La Babylone visitée a inspiré, quelques siècles auparavant, les rédacteurs de la Bible. Ils y situent on effet l’un des épisodes les plus marquants de La Genèse : l’histoire de la tour de Babel.

À l’aube des temps, quelle langue parlaient les hommes ? Voilà une question à laquelle les spécialistes du langage ne sont pas prêts de répondre.

La Bible, en revanche, offre une explication : dans les premières pages du Livre de La Genèse, on lit qu’à l’origine, tous les hommes parlaient la même langue, celle qu’Adam avait reçue de Yahvé, c’est-à-dire de Dieu. Une harmonie parfaite qui aurait duré… à peine plus tard que le Déluge.

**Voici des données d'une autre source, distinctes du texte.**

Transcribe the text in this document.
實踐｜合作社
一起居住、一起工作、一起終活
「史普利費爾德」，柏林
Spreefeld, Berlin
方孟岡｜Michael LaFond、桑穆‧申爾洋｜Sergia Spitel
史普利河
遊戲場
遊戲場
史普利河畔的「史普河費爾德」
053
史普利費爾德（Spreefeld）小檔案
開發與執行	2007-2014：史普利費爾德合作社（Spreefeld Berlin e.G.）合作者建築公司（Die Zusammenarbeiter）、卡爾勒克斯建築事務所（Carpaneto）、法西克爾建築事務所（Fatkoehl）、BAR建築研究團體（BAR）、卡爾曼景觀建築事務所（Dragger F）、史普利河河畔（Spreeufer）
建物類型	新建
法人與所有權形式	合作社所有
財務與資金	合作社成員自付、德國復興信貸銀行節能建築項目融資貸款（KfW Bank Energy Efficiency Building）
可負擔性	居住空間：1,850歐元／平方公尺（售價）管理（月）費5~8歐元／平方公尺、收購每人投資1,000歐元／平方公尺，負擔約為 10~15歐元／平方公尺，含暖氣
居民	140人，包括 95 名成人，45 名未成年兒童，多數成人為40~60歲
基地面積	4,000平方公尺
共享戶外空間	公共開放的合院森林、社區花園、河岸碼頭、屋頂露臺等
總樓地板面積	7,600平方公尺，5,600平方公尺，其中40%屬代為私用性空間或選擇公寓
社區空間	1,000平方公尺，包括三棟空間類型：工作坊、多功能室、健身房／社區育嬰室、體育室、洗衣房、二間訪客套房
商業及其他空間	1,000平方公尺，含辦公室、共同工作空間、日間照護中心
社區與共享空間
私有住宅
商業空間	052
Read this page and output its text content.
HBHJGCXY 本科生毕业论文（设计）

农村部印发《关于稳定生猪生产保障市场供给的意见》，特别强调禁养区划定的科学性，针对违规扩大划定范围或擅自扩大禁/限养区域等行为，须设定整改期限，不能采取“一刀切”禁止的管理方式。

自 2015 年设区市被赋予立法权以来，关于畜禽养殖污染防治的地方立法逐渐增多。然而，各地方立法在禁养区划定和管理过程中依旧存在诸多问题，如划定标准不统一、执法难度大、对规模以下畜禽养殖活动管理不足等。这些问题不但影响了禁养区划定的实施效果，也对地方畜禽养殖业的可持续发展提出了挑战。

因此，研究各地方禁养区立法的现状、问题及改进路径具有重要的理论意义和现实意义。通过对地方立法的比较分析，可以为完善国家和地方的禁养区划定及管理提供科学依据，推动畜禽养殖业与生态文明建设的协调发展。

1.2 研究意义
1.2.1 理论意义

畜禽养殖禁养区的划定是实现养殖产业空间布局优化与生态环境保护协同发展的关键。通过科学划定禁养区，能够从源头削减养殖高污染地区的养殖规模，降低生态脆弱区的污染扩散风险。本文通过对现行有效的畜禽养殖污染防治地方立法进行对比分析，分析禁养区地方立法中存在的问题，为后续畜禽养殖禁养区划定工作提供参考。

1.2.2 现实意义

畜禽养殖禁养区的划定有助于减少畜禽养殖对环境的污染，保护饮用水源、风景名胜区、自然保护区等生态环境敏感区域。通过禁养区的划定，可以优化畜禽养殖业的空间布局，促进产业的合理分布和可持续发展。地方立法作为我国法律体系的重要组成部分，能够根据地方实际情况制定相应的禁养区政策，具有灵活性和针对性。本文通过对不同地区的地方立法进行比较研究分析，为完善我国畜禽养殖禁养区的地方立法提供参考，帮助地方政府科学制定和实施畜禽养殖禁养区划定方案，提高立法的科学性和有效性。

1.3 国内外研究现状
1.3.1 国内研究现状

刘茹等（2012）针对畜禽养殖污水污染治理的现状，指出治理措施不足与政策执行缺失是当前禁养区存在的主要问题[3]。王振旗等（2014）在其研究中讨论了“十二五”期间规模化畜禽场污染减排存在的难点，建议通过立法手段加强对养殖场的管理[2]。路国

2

Les ennuis commencent lorsque les descendants de Noé (le capitaine de l’Arche) se rassemblent au pays de Shinéar (la Babylonie sur les rives de l’Euphrate, au cœur de l’Irak d’aujourd’hui). Quoi de plus naturel, ils décident de construire une ville. Mais les choses se gâtent quand ils entreprennent d’élever une tour dont ils souhaitent que « le sommet pénètre les cieux ».

La tour de Babel, par Hendrick III van Cleve (XVIe siècle)

La Tour de Babel, par Hendrick III van Cleve (XVIe siècle).
Depuis toujours, la légende de Babel a intéressé les linguistiques et inspiré les peintres. La Tour vue par Van Cleve, maître flamand du XVIe siècle.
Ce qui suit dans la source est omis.